Sekiraku, aku ini seperti orang lain saja di matanya. Ah, lagi-lagi! Ia
meminumnya. Kubayangkan kalau air putih itu adalah aku. Ditelan ke dalam
perutnya yang gelap.
“Terima kasih Hwa Rin”
“…”
“Dam Hwa Rin? Kenapa?”
“Oh, tidak”
“Aku jadi ragu untuk menanyakannya”
“kenapa? Padahal sudah sedari tadi aku menantinya”
“Aku ragu bila melihat keadaanmu sekarang”
“Tidak, jangan urungkan. Aku sudah siap”
“Siap? Untuk apa? Tidak ada yang perlu di
persiapkan”
“Aku tahu, mulailah bertanya”
“Benarkah?”
“Ya, mulailah”
Lama sekali. Kami saling tertumbuk pandang.

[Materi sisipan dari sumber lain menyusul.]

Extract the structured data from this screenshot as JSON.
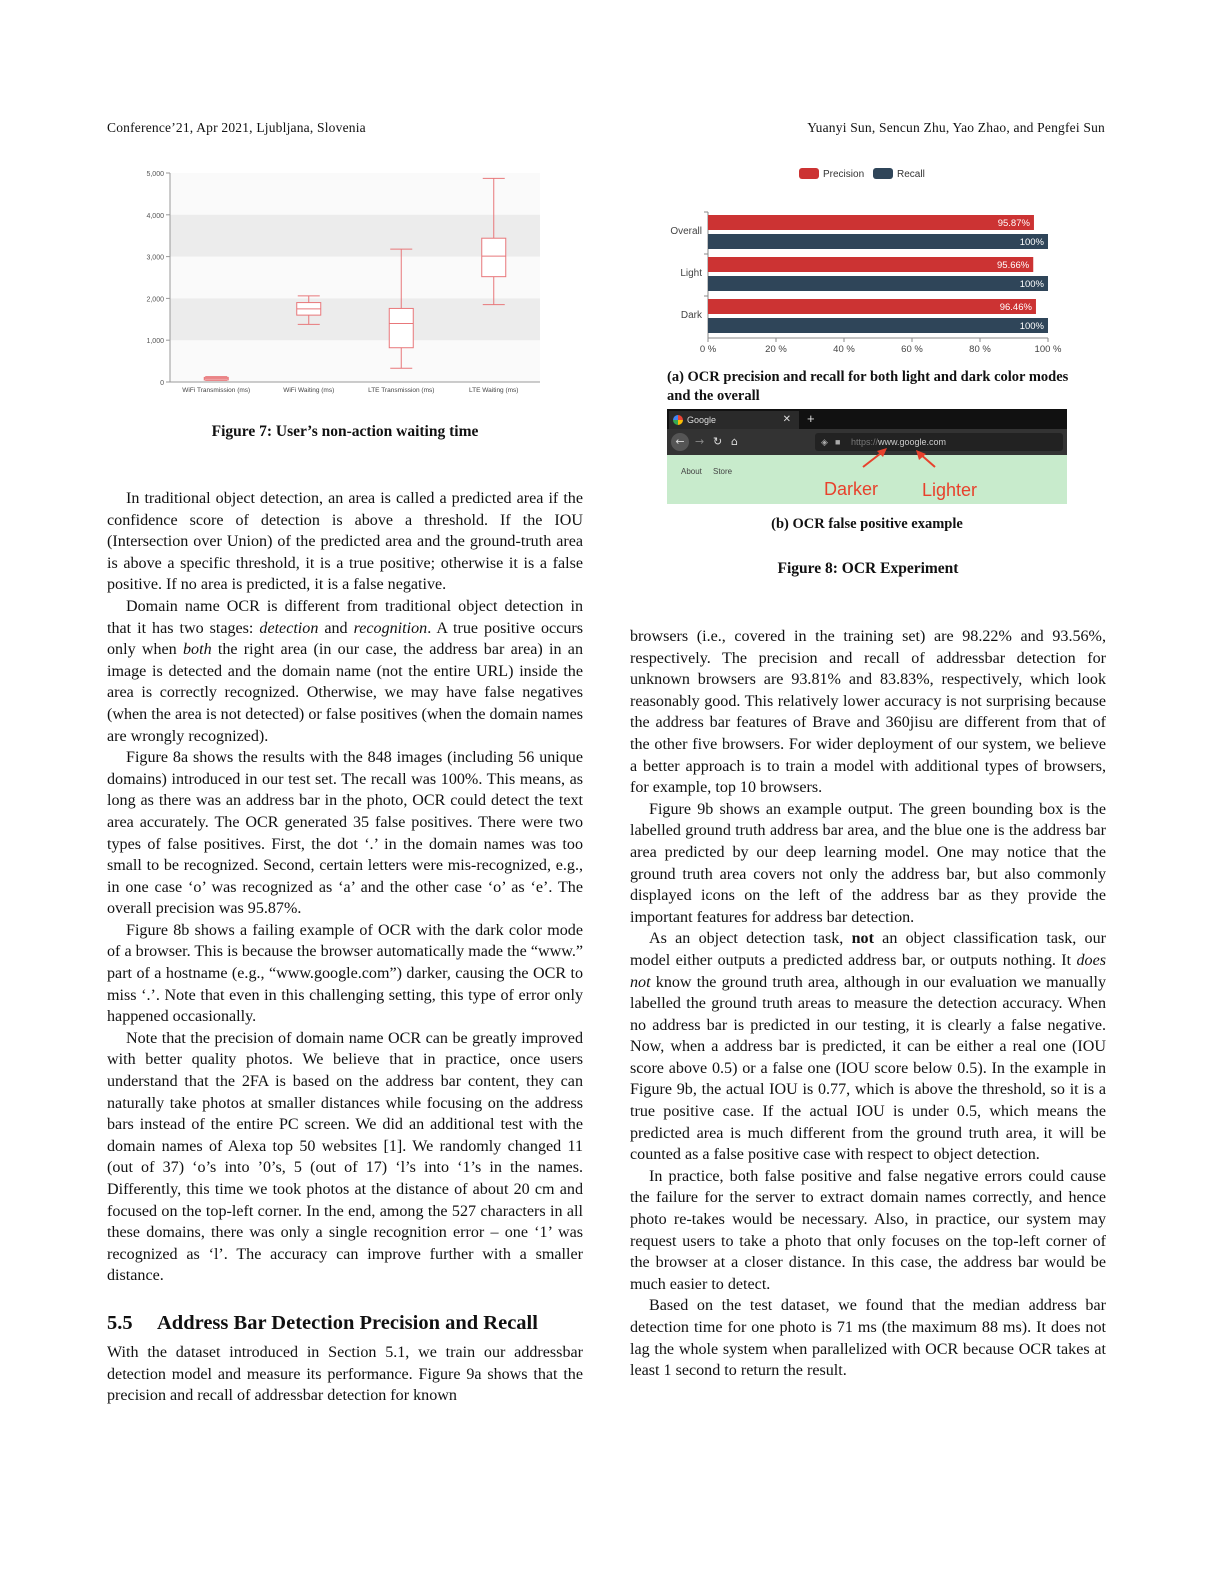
{
  "header": {
    "left": "Conference’21, Apr 2021, Ljubljana, Slovenia",
    "right": "Yuanyi Sun, Sencun Zhu, Yao Zhao, and Pengfei Sun"
  },
  "figure7": {
    "caption": "Figure 7: User’s non-action waiting time",
    "chart_data": {
      "type": "box",
      "categories": [
        "WiFi Transmission (ms)",
        "WiFi Waiting (ms)",
        "LTE Transmission (ms)",
        "LTE Waiting (ms)"
      ],
      "ylim": [
        0,
        5000
      ],
      "yticks": [
        "0",
        "1,000",
        "2,000",
        "3,000",
        "4,000",
        "5,000"
      ],
      "boxes": [
        {
          "min": 40,
          "q1": 50,
          "median": 80,
          "q3": 110,
          "max": 130
        },
        {
          "min": 1380,
          "q1": 1600,
          "median": 1750,
          "q3": 1900,
          "max": 2060
        },
        {
          "min": 330,
          "q1": 820,
          "median": 1400,
          "q3": 1760,
          "max": 3180
        },
        {
          "min": 1850,
          "q1": 2520,
          "median": 3010,
          "q3": 3440,
          "max": 4870
        }
      ],
      "grid": "alternating bands",
      "color": "#e8777a"
    }
  },
  "figure8": {
    "caption": "Figure 8: OCR Experiment",
    "sub_a_caption": "(a) OCR precision and recall for both light and dark color modes and the overall",
    "sub_b_caption": "(b) OCR false positive example",
    "chart_data": {
      "type": "bar",
      "orientation": "horizontal",
      "categories": [
        "Overall",
        "Light",
        "Dark"
      ],
      "series": [
        {
          "name": "Precision",
          "values": [
            95.87,
            95.66,
            96.46
          ],
          "labels": [
            "95.87%",
            "95.66%",
            "96.46%"
          ],
          "color": "#cc3333"
        },
        {
          "name": "Recall",
          "values": [
            100,
            100,
            100
          ],
          "labels": [
            "100%",
            "100%",
            "100%"
          ],
          "color": "#2f4559"
        }
      ],
      "xlim": [
        0,
        100
      ],
      "xticks": [
        "0 %",
        "20 %",
        "40 %",
        "60 %",
        "80 %",
        "100 %"
      ],
      "legend": "top"
    },
    "browser_example": {
      "tab_title": "Google",
      "url_dim": "https://",
      "url_bright": "www.google.com",
      "links": [
        "About",
        "Store"
      ],
      "label_darker": "Darker",
      "label_lighter": "Lighter",
      "page_color": "#c8ebcc",
      "annotation_color": "#e8412c"
    }
  },
  "left_column": {
    "p1": "In traditional object detection, an area is called a predicted area if the confidence score of detection is above a threshold. If the IOU (Intersection over Union) of the predicted area and the ground-truth area is above a specific threshold, it is a true positive; otherwise it is a false positive. If no area is predicted, it is a false negative.",
    "p2_a": "Domain name OCR is different from traditional object detection in that it has two stages: ",
    "p2_em1": "detection",
    "p2_b": " and ",
    "p2_em2": "recognition",
    "p2_c": ". A true positive occurs only when ",
    "p2_em3": "both",
    "p2_d": " the right area (in our case, the address bar area) in an image is detected and the domain name (not the entire URL) inside the area is correctly recognized. Otherwise, we may have false negatives (when the area is not detected) or false positives (when the domain names are wrongly recognized).",
    "p3": "Figure 8a shows the results with the 848 images (including 56 unique domains) introduced in our test set. The recall was 100%. This means, as long as there was an address bar in the photo, OCR could detect the text area accurately. The OCR generated 35 false positives. There were two types of false positives. First, the dot ‘.’ in the domain names was too small to be recognized. Second, certain letters were mis-recognized, e.g., in one case ‘o’ was recognized as ‘a’ and the other case ‘o’ as ‘e’. The overall precision was 95.87%.",
    "p4": "Figure 8b shows a failing example of OCR with the dark color mode of a browser. This is because the browser automatically made the “www.” part of a hostname (e.g., “www.google.com”) darker, causing the OCR to miss ‘.’. Note that even in this challenging setting, this type of error only happened occasionally.",
    "p5": "Note that the precision of domain name OCR can be greatly improved with better quality photos. We believe that in practice, once users understand that the 2FA is based on the address bar content, they can naturally take photos at smaller distances while focusing on the address bars instead of the entire PC screen. We did an additional test with the domain names of Alexa top 50 websites [1]. We randomly changed 11 (out of 37) ‘o’s into ’0’s, 5 (out of 17) ‘l’s into ‘1’s in the names. Differently, this time we took photos at the distance of about 20 cm and focused on the top-left corner. In the end, among the 527 characters in all these domains, there was only a single recognition error – one ‘1’ was recognized as ‘l’. The accuracy can improve further with a smaller distance.",
    "section_number": "5.5",
    "section_title": "Address Bar Detection Precision and Recall",
    "p6": "With the dataset introduced in Section 5.1, we train our addressbar detection model and measure its performance. Figure 9a shows that the precision and recall of addressbar detection for known"
  },
  "right_column": {
    "p1": "browsers (i.e., covered in the training set) are 98.22% and 93.56%, respectively. The precision and recall of addressbar detection for unknown browsers are 93.81% and 83.83%, respectively, which look reasonably good. This relatively lower accuracy is not surprising because the address bar features of Brave and 360jisu are different from that of the other five browsers. For wider deployment of our system, we believe a better approach is to train a model with additional types of browsers, for example, top 10 browsers.",
    "p2": "Figure 9b shows an example output. The green bounding box is the labelled ground truth address bar area, and the blue one is the address bar area predicted by our deep learning model. One may notice that the ground truth area covers not only the address bar, but also commonly displayed icons on the left of the address bar as they provide the important features for address bar detection.",
    "p3_a": "As an object detection task, ",
    "p3_strong": "not",
    "p3_b": " an object classification task, our model either outputs a predicted address bar, or outputs nothing. It ",
    "p3_em": "does not",
    "p3_c": " know the ground truth area, although in our evaluation we manually labelled the ground truth areas to measure the detection accuracy. When no address bar is predicted in our testing, it is clearly a false negative. Now, when a address bar is predicted, it can be either a real one (IOU score above 0.5) or a false one (IOU score below 0.5). In the example in Figure 9b, the actual IOU is 0.77, which is above the threshold, so it is a true positive case. If the actual IOU is under 0.5, which means the predicted area is much different from the ground truth area, it will be counted as a false positive case with respect to object detection.",
    "p4": "In practice, both false positive and false negative errors could cause the failure for the server to extract domain names correctly, and hence photo re-takes would be necessary. Also, in practice, our system may request users to take a photo that only focuses on the top-left corner of the browser at a closer distance. In this case, the address bar would be much easier to detect.",
    "p5": "Based on the test dataset, we found that the median address bar detection time for one photo is 71 ms (the maximum 88 ms). It does not lag the whole system when parallelized with OCR because OCR takes at least 1 second to return the result."
  }
}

Berdiam diri. Detak jarum jam berbunyi keras sekali hingga menimpali suara
apapun di ruangan ini. Aku masih menunggu lama hanya untuk sebuah pertanyaan
darinya. Pertanyaan yang barangkali menentukan hidup mati perjalanan rumah
tangga kami. Asumsiku demikian. Tapi tidak menutup kemungkinan juga perkiraanku
itu benar. Berbanding lima puluh persen dari kebalikannya.
“Apalagi?” tanyaku.
“Menyusun”
“Menyusun apa,” aku jadi heran.
“Kata-kataku”
“Langsung saja,” pintaku.
“Tidak bisa, salah-salah nanti bisa tersinggung”
“Tidak apa-apa, aku sudah terbiasa dengan itu”
“Siapa yang telah membuatmu tersinggung?” tanya
Hyun segera.
“Tidak separah yang kau bayangkan, hanya redaktur
yang sedikit kecewa kok,” aku memperjelas kata-kataku.
“Oh, jadi kau mengecewakannya?”
“Hanya sedikit, itu pun tidak begitu penting,”
dalihku.
“Syukurlah”
“Susunlah”
”Apa?”
“Kata-katamu tadi”
“Aku bingung memulainya, bagaimana kalau kita
istirahat dulu?” tawar Hyun.
“Mana bisa, aku tidak akan bisa tidur”
Ah, Hyun mulai berbelit-belit. Aku jadi tidak
nyaman. Apalagi untuk tidur. Ia seolah-olah mengulur waktu untuk sesuatu yang
sedang ditunggunya. Menunggu aku marah. Naik darah. Jangan sampai itu terjadi.
Tidak pernah ia seperti ini sebelumnya. Jauh hari aku mengenalnya sebagai orang
yang penyabar dan baik. Sempurna. Sangat jauh berbeda dengan Hyun yang baru kukenal malam ini. Ia begitu misterius.
Juga lebih serius dari biasanya.
“Bagaimana kalau kita berpisah,” tiba-tiba Hyun
mengatakan sesuatu. Hening. Apa yang sedari tadi terpikirkan olehku jadi
hilang. Aku seakan tidak percaya. Kalau bisa, aku ingin ia mengulangi
kata-katanya barusan. Kucoba itu.
“Apa?”
“Kita pisah”, jelas Hyun.
“Maksudmu cerai,” tanyaku ragu.
“Ya”
Sudah kuduga. Kecemasanku terungkap. Apa yang
menjadi ketakutanku selama bersamanya meledak seketika itu. Padahal sebelumnya
kami saling percaya bahwa akan segera memiliki anak. Kurasa aku tidak perlu
lagi menanyakan alasannya. Jawabannya sudah lama bersarang di kepalaku.
Kecukupan selama ini ternyata adalah kekurangan. Hyun menyimpan semuanya dan
sekarang ia utarakan. Luapan perasaan sebenarnya. Emosinya itu. Suasana hampa.
Beku. Teratai dalam kolam di depan apartemen hanya tinggal sekumpul. Lainnya
entah kemana (barangkali tercerai-berai).